What if we have two separate scripts (who can run concurrently) that want to use the same locking mechanism. They use different $LOCK file, but same FD 9 is used. Will there be collision between those two scripts' executions/locking?
File descriptors are private, not global – they only have meaning within the single process that creates them (or inherits them from parent, such as 'flock' inheriting the file descriptor '9' from the 'bash' script interpreter process).
There is no automatic relationship between file descriptors having the same number, even if they both independently open the same file – aside from locks, of course, which are still shared through the file and not through the fd number.
Indeed practically every one of your processes is using the same file descriptor numbers 0/1/2/3 concurrently, but they all represent different "file descriptions" which are usually attached to different objects. When your script does echo "already running" >&2 to write the message to stderr, that goes specifically to where its own stderr file descriptor points, while just opening a new terminal window will give you processes with 2 being a completely different file descriptor.
All that aside, I'd still rather avoid hardcoding file descriptor numbers in principle. It's nicer (and closer to how other languages work) to use exec {fd}>>"$LOCK" and flock -xn $fd, letting the shell to just take whatever file descriptor it got from the OS.
what's happening here? Does the shell itself find a free FD and assign $fd var its value?
The program (shell or otherwise) actually doesn't get to choose. The OS always gives you the first free FD (usually that's 3 and upwards). When {fd}> is used the shell just directly assigns $fd whichever value it gets from the OS.
(If you look at lsfd -Q 'FD >= 0' or at lsof or at ls -l /proc/<pid>/fd you'll usually see 3 being the first actual file or socket that the program has open. When bash is running a script, it manually moves the fd representing the script file somewhere to 255 or so.)
Whenever the program wants a specific FD (e.g. when doing 9>> in shell), it has to first take whatever FD it gets, then it needs to call dup2() to "copy" that FD to the desired number, then close() the no-longer-needed original.
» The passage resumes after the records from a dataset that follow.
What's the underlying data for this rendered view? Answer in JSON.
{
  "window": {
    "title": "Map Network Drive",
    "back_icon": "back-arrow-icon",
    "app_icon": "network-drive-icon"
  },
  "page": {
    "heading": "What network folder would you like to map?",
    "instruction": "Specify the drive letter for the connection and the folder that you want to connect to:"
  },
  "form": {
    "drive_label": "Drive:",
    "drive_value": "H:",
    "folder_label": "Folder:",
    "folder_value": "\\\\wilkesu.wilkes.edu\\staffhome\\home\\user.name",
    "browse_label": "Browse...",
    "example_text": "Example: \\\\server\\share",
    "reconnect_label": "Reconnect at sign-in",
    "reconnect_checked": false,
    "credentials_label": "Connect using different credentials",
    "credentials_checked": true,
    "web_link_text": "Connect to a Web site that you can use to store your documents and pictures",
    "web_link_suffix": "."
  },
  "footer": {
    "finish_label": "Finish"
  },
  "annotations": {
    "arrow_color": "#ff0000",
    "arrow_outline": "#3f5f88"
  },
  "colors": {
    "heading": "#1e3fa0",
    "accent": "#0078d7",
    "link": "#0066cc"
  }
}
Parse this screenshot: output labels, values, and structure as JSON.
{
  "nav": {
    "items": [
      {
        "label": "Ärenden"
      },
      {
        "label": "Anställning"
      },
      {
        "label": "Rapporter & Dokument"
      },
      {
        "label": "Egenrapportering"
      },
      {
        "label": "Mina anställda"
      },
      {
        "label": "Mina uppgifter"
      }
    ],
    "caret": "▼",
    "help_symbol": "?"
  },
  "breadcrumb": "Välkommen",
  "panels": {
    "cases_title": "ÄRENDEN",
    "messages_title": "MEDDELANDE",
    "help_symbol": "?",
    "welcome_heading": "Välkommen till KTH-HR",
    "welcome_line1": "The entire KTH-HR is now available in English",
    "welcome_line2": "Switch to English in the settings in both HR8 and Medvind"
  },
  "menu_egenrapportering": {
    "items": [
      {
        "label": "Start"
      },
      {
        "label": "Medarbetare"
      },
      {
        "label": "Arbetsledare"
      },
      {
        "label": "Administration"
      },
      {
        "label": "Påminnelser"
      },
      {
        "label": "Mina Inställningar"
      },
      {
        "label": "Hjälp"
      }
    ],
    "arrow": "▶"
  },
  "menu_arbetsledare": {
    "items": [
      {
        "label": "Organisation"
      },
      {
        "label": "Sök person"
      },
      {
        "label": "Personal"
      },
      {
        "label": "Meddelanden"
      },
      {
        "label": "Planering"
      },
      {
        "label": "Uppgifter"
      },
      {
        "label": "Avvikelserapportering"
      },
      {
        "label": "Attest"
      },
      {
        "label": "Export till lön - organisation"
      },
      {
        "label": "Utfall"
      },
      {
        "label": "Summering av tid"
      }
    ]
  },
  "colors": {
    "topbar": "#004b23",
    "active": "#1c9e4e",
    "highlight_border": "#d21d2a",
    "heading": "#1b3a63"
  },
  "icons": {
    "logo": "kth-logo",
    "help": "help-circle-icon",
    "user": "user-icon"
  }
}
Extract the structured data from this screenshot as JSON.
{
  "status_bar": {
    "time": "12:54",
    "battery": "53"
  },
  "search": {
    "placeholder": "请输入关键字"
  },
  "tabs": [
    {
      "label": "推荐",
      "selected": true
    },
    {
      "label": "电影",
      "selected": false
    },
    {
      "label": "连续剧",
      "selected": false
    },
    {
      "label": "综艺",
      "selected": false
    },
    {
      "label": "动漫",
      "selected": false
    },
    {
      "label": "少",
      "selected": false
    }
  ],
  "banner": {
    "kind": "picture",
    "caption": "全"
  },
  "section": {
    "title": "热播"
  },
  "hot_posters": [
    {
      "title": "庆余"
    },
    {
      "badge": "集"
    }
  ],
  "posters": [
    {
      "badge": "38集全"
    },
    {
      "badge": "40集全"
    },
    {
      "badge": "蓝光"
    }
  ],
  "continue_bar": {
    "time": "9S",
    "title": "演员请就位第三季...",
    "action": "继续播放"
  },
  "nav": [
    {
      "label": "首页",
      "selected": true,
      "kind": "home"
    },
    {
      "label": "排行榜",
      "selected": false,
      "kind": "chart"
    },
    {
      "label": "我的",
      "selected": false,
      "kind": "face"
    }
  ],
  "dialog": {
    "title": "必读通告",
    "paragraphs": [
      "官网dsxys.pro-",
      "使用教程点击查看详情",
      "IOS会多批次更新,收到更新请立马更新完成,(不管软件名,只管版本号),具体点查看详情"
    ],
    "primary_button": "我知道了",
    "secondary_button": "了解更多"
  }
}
Most programs don't have such a specific need, so they just take the OS result and store it in a variable, e.g. int myfile = open("/etc/passwd", O_RDONLY). (This C example would be equivalent to exec {myfile}</etc/passwd in Bash.)
Wouldn't another instance of same script cause another FD to be assigned, effectively breaking the locking?
Another instance of the same script would run in its own process, therefore would have its own memory and its own variables. Even if both are running the same script file, they are still separate processes, so what one instance assigns to its fd variable has no effect on the fd variable of other scripts or instances.
So you would have two independent processes, each opening the file separately and getting a new file descriptor (and a new "file description"). Chances are that both will receive the same file descriptor number (usually 3 or so), but again, that file descriptor only has meaning within the same process.
Additionally (though unrelated), in Bash, the variable only holds the number; resetting it doesn't actually close the file descriptor. (If you wanted to close the file descriptor without waiting for the script to exit, you would have to do that explicitly using e.g. exec {fd}>&- or exec 9>&-.)
given separate instances of same script (i.e. still different processes) will possibly end up using different FDs?
They will always end up using different FDs. The numbers merely represent kernel-side objects (tracked separately for each process), so even if the FD number is the same, the actual FD it represents will be different.
But this is fine for locking; file locks, by design, are visible across all file descriptors associated with the same file. (As that is their main purpose – a process doesn't really need file locks to protect against itself; it can use faster in-process methods for that. The whole point of file-level locking is for it to be visible across processes.)
So when the 2nd script instance opens the lock file and attempts to flock() it, it will see that there already is a lock held by some other file descriptor associated with that file.